The State Board of Retirement’s denial of an accidental disability retirement of a state employee was recently reversed on appeal when it was demonstrated that the injured employee was in in the performance of her duties when she was injured. She was in a motor vehicle accident while she was operating a state-owned official vehicle. When the accident occurred, she was traveling from a state-sponsored work to her office where she was going to resume working.
In the case of Burgess v. State Retirement Board, the claimant worked for the Massachusetts Executive Office of Public Safety and Security as the Director of the Office of Grants and Research of the Highway Safety Division. She swerved to avoid an accident, drove off the road, and crashed into a boulder. She suffered a traumatic brain injury in the crash and tore her right rotator cuff. She has had two surgeries since then to repair her rotator cuff. She received workers’ compensation.

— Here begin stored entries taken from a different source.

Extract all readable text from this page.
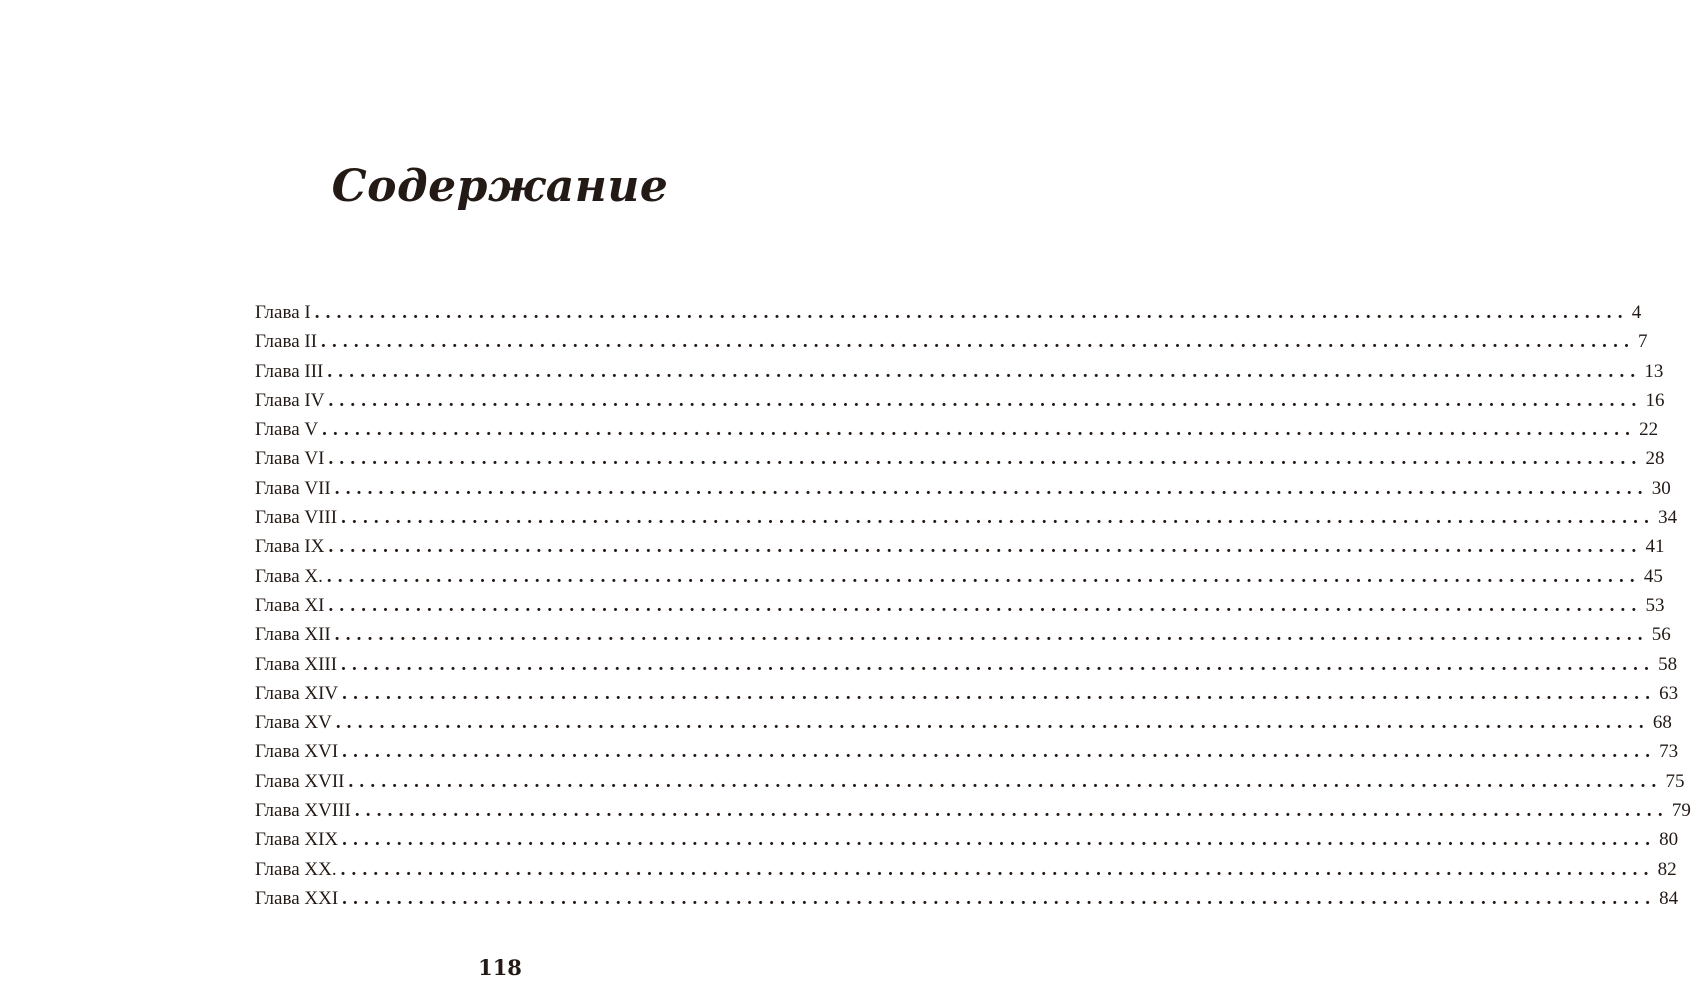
Содержание
Глава I ........................................................................................................................ 4
Глава II ........................................................................................................................ 7
Глава III ........................................................................................................................ 13
Глава IV ........................................................................................................................ 16
Глава V ........................................................................................................................ 22
Глава VI ........................................................................................................................ 28
Глава VII ........................................................................................................................ 30
Глава VIII ........................................................................................................................ 34
Глава IX ........................................................................................................................ 41
Глава X. ........................................................................................................................ 45
Глава XI ........................................................................................................................ 53
Глава XII ........................................................................................................................ 56
Глава XIII ........................................................................................................................ 58
Глава XIV ........................................................................................................................ 63
Глава XV ........................................................................................................................ 68
Глава XVI ........................................................................................................................ 73
Глава XVII ........................................................................................................................ 75
Глава XVIII ........................................................................................................................ 79
Глава XIX ........................................................................................................................ 80
Глава XX. ........................................................................................................................ 82
Глава XXI ........................................................................................................................ 84
118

The Massachusetts State Retirement Board refused to grant a regional medical panel because it determined that the claimant failed to establish that she was injured “as a result of and while in the performance of her duties,” as the retirement law requires. This case illustrates the difficulties often encounter by those seeking disability retirement benefits. Public employees who are injured at their place of employment, but not while performing any work obligation at the time of the injury, or those who are injured while traveling to work or leaving their place of employment after completing their work for the day, are not eligible for accidental disability retirement. Employees hurt while at lunch or while traveling home have been routinely denied benefits.
In this case, in reversing the denial, the Massachusetts Division of Administrative Law Appeals correctly noted that “An employee permanently injured while transitioning from one task to another may be eligible for accidental disability retirement so long as the task the employee is leaving and the task the employee is about to undertake are both employment obligations.” The Administrative Magistrate determined that the Claimant was driving between a work obligation at Fort Devens and a work obligation at her office. Therefore, she was in the performance of her duties when she sustained disabling injuries in the automobile accident.